El Ayuntamiento de Cuéllar estudiará posibles medidas en la zona de El Embudo

Amigos y familiares trasladan el féretro de Ángel Arévalo a la iglesia de San Miguel./M. Rico
Amigos y familiares trasladan el féretro de Ángel Arévalo a la iglesia de San Miguel. / M. Rico

Cientos de cuellaranos despiden al vecino fallecido corneado por un toro en el último encierro

MÓNICA RICOCuéllar

Cientos de amigos, vecinos, familiares y compañeros de Ángel Arévalo llenaron este viernes la iglesia de San Miguel de la villa, que acogió el funeral por el cuellarano que el jueves fue herido de muerte por uno de los novillos del último encierro del ciclo.

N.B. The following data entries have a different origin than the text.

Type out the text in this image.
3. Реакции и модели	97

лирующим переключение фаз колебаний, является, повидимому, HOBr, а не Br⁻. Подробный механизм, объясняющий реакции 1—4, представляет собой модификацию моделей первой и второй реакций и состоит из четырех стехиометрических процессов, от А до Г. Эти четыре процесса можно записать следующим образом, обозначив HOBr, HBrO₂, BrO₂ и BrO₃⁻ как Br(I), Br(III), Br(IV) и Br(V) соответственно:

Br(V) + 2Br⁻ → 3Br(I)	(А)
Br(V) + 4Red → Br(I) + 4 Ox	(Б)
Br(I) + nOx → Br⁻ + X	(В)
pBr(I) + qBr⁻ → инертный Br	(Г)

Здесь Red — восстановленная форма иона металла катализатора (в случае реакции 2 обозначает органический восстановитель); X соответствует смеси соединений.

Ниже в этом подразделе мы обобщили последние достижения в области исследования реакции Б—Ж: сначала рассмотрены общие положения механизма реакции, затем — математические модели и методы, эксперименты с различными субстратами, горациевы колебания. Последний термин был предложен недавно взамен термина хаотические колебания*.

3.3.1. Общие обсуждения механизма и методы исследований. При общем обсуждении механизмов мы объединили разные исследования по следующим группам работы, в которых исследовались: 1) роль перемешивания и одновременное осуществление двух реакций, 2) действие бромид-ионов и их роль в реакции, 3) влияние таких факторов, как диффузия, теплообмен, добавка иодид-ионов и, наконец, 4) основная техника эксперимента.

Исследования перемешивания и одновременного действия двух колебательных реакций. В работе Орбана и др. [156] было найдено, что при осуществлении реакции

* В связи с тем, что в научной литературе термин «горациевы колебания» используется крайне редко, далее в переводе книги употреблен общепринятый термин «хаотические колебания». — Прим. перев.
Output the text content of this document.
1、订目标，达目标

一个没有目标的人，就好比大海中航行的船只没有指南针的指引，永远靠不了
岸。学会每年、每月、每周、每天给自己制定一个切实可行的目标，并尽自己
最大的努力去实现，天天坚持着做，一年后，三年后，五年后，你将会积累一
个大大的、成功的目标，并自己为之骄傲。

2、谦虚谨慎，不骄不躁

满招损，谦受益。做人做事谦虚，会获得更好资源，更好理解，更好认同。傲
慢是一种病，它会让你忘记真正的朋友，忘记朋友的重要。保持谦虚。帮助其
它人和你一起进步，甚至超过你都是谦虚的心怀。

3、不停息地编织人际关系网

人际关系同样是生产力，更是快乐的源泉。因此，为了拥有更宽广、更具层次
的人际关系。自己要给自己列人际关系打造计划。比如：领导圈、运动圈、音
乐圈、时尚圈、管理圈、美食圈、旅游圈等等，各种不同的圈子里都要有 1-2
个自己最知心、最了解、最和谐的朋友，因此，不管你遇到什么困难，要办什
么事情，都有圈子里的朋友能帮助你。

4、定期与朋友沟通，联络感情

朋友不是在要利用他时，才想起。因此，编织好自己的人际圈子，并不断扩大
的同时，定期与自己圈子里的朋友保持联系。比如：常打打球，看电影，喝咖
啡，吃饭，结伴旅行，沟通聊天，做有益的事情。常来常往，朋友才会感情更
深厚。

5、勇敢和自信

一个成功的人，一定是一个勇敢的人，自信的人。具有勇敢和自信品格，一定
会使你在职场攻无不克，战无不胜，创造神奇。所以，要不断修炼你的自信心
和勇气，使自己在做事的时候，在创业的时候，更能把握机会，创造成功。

La villa vivió así un trágico final de las fiestas, y el Ayuntamiento anunció tres días de luto oficial, la suspensión de algunos actos como el encierro de promoción y la celebración de minutos de silencio en las últimas actividades de los festejos, como el desfile de pandas y peñas, que se realizó sin música, según acordaron los grupos y el Consistorio. El alcalde, Carlos Fraile, ha anunciado que estudiarán medidas para corregir la situación de la zona del Embudo, entre ellas la de la legalidad urbanística del muro donde fue herido de muerte Ángel Arévalo. El Embudo es uno de los puntos negros respecto a seguridad de los encierros de Cuéllar. Allí se han producido distintos sucesos desde hace años, el más grave hace cuatro, cuando un astado hirió de muerte a una persona que bajaba por uno de los laterales de la cuesta. Por eso, desde hace años el Ayuntamiento coloca en la zona distintos carteles en los que informa de que las talanqueras del lugar no son aptas para la seguridad del público al no garantizar su protección, y recuerdan que su cometido es exclusivamente encauzar el ganado, por lo que queda prohibida su utilización como refugio.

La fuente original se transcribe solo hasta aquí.